Cowboys compete as the sun sets during the Ogden Rodeo in Ogden Thursday, July 19, 2012.
Jeffrey D. Allred, Deseret News
OGDEN — Steven Anding isn't getting rich riding bucking horses. He's never been to the National Finals Rodeo and he's far from a rodeo celebrity.
In fact, the Texas resident relies on his job in telecommunications to pay his bills and support his young family.
But his passion for trying to stay on the back of a horse who would rather see him face down in the dirt runs so deep the 37-year-old is willing to spend most of his summer far from his Texas home.
"I look at it as my job because I take it serious," said the bareback rider who earned the highest score in the first night of competition at the Ogden Pioneer Days Rodeo on Thursday. "If you think of it as a hobby, you end up getting hurt."

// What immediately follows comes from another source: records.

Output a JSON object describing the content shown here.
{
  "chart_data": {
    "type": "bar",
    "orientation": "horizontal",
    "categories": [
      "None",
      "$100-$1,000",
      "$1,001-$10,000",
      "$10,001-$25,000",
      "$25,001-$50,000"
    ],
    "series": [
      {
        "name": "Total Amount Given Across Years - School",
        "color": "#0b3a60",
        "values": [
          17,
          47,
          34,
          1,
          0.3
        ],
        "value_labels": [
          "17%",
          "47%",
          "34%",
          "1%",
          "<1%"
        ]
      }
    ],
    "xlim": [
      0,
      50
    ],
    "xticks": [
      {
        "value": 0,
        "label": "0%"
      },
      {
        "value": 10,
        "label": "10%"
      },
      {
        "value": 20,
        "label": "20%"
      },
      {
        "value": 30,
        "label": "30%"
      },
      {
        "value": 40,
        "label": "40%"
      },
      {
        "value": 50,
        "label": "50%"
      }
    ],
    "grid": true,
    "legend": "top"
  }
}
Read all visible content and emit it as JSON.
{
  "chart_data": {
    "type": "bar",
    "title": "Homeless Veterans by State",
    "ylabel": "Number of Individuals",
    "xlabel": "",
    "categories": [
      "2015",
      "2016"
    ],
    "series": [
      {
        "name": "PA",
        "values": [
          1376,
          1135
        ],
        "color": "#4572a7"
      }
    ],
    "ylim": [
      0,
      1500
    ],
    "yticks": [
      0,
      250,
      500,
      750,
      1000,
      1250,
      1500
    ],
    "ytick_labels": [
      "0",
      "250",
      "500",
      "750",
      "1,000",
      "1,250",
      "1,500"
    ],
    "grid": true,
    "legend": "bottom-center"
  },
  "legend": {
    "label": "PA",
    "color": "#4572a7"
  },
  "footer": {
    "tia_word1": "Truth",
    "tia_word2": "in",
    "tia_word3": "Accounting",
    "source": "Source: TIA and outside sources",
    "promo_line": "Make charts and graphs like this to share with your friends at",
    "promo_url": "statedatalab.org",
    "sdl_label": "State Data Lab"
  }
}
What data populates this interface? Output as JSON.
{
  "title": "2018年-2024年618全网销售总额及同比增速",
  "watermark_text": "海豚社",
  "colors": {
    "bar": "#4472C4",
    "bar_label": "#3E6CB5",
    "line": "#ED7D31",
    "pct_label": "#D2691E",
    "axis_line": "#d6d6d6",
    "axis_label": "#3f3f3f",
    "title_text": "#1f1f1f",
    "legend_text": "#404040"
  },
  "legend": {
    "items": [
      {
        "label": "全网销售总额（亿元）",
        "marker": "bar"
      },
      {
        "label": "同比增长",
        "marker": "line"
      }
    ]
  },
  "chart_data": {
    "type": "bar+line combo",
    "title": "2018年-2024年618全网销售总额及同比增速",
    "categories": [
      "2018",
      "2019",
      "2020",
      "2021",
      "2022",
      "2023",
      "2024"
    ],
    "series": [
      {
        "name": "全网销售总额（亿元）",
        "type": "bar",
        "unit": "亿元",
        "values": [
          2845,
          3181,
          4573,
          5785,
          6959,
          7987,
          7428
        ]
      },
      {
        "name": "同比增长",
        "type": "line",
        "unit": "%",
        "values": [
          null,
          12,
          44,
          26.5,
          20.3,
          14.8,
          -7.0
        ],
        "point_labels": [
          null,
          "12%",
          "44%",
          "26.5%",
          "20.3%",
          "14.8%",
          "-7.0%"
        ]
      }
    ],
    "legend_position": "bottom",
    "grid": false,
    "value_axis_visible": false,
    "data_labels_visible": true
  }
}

He was in Nampa, Idaho, on Wednesday and Ogden on Thursday and he'll be traveling to another rodeo on Friday. It's a tough life, but one he's grateful to be living.
If he didn't love it, he couldn't continue to do one of the roughest sports there is.
"It's very demanding on the body," he said as he unwrapped the tape on his wrist and elbow. "There really is no exercise you can do to make you a better bareback rider. It takes a toll on your entire body."
Anding is having a fairly successful season this year and he hopes to ride bucking horses at least another year or two. As difficult as it is to handle the aches and pains that come with growing older, it is more gut-wrenching to hear his children cry for him when he calls home from the road.
"It's hard to call home when they're crying because they miss you," he said of his children ages 4, 2, and 1.
So what keeps him on the road — especially when he isn't winning?
"My passion for it," he said with a grin. "I like to go to battle with something. I'm not really competing against my peers, the other riders. We're just family out here. I just like to go to battle with a bucking horse."
Anding's story isn't unique as most of the cowboys competing in rodeos all across the West this month are not only doing what they love, they're trying to earn enough money to either make rent or make their National Finals Rodeo dreams come true.
For steer wrestler Chason Floyd, 23, the road isn't a lonely place. He doesn't have a wife and kids yet, so he's enjoying his first year as a professional rodeo cowboy.
"It's easy if I go broke, because I'm only taking myself out," he said with a laugh. "If I can stay healthy I would love to do it for a couple of years. Hopefully I can win enough to get by."
And by get by, he means pay for the cost of traveling with horses, which is more expensive than being a bull rider or a bronc rider. He works on his father's ranch in Ludlow, South Dakota, as well as working in the oil fields when he's not trying to drop a steer by jumping from the back of a sprinting horse.
"I like that I can do both," he said of ranching and competing in rodeo. "It's nice to go home to the ranch."
But a childhood dream lured him out onto the road full time this year.
"It's been a life-long dream to make the NFR," he said.
He said he gravitated to steer wrestling because he "got too big for bronc riding" and he happened to be pretty good. He earned the second fastest time of the night — 4 seconds. Dane Hanna led the event with 3.9 seconds.
"It's a mental game," he said. "You've got to believe in yourself."
He played football and basketball in high school but saw rodeo as a way to pay for college — and maybe a little more.
"I liked football, but I saw a future in rodeo," he said with another wide grin. "That was more within my reach than the NFL. But both sports require the same thing. You've go to be tough."